Хвала и слава. Том 2 (Ивашкевич) - страница 366

— А вы помните те дома на Украине? Как ведь бывало: лягут они спать, в усадьбе тихо, а над садом стоит луна, словно мельничное колесо, и такое повсюду спокойствие. Вокруг покой и на душе покой. Помните, пан Станислав?

— Ну как же, помню! Ноги болят, и серебро надо чистить, где уж там на луну пялиться…

— Но вы пялились, пялились, — ласково засмеялась панна Текла, вспомнив теплые летние ночи. — А откуда же Янек-то взялся бы, коли не было бы лунной ночи?

Станислав сел в кровати. Он был разгневан.

— Янек совсем не оттуда, — сказал он резко. — Янек из Варшавы.
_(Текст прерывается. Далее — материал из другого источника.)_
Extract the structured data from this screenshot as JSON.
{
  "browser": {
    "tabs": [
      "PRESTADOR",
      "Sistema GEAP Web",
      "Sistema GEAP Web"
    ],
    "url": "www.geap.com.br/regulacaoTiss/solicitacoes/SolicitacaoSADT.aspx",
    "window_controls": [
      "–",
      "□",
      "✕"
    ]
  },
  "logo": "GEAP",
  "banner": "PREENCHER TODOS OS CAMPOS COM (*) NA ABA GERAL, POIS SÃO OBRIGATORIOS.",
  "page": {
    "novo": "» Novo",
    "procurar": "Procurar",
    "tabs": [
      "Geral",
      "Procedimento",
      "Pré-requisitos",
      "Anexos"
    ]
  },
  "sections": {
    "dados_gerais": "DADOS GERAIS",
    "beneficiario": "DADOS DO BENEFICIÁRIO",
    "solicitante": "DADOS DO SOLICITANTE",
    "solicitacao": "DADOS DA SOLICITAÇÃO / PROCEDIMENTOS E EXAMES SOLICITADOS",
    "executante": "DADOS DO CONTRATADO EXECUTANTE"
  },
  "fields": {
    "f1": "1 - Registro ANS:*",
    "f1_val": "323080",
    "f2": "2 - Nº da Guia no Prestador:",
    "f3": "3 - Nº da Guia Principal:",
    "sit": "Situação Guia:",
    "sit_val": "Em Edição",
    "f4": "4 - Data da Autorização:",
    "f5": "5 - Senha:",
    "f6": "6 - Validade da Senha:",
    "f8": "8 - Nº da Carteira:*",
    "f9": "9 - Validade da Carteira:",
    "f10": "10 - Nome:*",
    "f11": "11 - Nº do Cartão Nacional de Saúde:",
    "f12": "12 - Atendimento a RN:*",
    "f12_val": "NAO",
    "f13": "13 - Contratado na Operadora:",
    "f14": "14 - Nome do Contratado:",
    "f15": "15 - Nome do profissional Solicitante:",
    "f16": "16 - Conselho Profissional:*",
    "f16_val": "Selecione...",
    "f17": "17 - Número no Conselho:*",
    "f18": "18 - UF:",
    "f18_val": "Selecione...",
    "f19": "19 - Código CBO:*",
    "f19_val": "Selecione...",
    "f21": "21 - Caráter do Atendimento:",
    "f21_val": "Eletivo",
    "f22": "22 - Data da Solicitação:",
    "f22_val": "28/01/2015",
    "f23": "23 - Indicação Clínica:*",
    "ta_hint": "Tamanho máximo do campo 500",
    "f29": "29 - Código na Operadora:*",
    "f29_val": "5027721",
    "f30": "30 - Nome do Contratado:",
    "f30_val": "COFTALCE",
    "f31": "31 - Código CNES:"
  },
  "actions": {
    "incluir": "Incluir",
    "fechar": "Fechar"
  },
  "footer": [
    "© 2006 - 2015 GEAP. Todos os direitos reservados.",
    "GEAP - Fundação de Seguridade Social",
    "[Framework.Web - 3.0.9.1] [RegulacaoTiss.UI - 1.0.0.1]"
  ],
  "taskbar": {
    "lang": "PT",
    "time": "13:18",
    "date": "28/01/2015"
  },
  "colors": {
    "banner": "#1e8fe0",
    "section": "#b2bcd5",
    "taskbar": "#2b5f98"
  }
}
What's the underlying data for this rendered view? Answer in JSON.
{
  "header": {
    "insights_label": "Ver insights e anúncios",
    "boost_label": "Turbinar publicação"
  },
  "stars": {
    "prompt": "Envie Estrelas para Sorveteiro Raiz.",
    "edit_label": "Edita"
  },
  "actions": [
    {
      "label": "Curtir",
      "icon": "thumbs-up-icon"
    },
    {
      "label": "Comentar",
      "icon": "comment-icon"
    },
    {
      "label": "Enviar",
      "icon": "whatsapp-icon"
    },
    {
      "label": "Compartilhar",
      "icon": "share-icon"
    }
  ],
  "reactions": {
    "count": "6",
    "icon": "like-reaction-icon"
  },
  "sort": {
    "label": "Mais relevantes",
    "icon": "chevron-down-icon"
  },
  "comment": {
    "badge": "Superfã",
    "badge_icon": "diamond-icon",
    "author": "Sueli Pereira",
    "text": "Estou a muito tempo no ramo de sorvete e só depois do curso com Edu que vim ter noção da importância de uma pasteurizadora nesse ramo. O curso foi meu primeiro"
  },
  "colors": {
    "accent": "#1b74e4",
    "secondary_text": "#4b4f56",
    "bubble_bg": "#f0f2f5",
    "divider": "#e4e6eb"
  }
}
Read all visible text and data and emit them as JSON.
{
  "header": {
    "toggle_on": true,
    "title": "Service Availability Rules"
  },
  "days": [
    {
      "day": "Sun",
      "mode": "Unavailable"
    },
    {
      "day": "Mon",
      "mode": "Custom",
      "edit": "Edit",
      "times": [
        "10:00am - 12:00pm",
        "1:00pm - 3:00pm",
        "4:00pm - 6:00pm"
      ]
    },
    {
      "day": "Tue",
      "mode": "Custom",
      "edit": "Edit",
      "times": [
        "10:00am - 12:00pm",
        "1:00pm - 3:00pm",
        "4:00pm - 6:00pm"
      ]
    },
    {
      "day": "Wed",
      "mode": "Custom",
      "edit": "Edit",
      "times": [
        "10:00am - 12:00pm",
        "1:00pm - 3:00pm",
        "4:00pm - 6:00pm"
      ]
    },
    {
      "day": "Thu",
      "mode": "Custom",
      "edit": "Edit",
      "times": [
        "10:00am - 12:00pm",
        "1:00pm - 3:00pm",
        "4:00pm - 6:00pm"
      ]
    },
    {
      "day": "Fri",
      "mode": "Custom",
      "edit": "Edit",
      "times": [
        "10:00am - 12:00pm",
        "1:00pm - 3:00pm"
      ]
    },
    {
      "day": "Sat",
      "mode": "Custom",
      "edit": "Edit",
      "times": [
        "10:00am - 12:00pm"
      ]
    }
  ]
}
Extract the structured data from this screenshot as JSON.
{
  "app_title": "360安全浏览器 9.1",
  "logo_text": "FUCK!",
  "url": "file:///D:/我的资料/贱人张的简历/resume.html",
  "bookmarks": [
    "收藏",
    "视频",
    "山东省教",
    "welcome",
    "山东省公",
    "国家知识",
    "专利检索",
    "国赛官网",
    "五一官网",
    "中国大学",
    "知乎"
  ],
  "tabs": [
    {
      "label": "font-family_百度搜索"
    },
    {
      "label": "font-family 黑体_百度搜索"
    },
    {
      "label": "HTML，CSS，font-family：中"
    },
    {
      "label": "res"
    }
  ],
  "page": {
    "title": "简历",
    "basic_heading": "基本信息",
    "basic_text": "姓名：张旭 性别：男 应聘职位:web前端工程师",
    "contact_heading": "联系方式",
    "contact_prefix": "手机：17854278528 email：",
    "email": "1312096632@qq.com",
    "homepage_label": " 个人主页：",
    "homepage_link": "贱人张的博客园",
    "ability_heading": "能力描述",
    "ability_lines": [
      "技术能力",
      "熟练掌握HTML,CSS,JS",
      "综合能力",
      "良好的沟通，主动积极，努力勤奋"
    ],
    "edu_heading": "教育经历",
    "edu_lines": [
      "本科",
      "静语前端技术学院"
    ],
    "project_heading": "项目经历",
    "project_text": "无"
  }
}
И смерть ему суждена была в Варшаве, — добавил он. Рука, державшая цигарку, заметно дрожала.

Панна Текла пыталась успокоить его.

— Каждому свое, не всем одна судьба на свете…

— А в конечном счете всех ждет одно и то же, — проговорил, словно бы уже немного остывая, Станислав, — все кончается одинаково. Положат в яму и песком засыплют.

На глазах Станислава показались слезы. Текла никогда не видела его плачущим.

— Всем одно и то же на роду написано, — почти шепотом повторил он, снова откинувшись на низкую подушечку.

Текле он показался очень бледным. Щеки у него запали еще глубже, резкие морщины протянулись от носа к уголкам рта.

Она попробовала начать с другого конца.

— А ксендз заходит сюда? — спросила она.

Станислав беспокойно зашевелился. Посмотрел на Теклу так, словно хотел как можно скорее избавиться от нее.

— А на что мне ксендз? Мой Янек отправился на тот свет без попов…

— Я всегда с грустью думаю об этом, — кивнула панна Текла, — сколько их так гибнет!

— Бессмысленно.

— Нет, нет, не бессмысленно, — громче запротестовала панна Текла. — Они умирают ради всех нас.

— Много нам от того пользы?

Станислав прикрыл глаза. Он был сыт по горло этим разговором.

Но панна Текла не сдавалась.

— А впрочем, мы ведь не знаем, какова их последняя минута. Если они достаточно искренне раскаиваются в своих грехах…

Станислав лежал с закрытыми глазами. Заговорил он очень тихо:

— Какие там у него грехи? Смолоду он был не такой, как все. Тихий какой-то, учиться не очень хотел, но такой послушный: «Сейчас, папочка», или: «Хорошо, папочка». Только потом зря пошел на этот Шленск. «Восстание, говорит, восстание». Вечно у них в голове восстания… И к коммуне пристал.

— Ты рад был, — панна Текла неожиданно перешла на «ты», — рад был, когда его в кутузку посадили.

— А, думал, что он не выскочит оттуда. Несколько лет посидит и выйдет поумнее. Глупый был, всегда совал нос куда не следует. Ну и нашел вот такую смерть.

Станислав немного помолчал.

— Умер, — сказал он громче, не открывая глаз, — никак не могу я себе этого представить.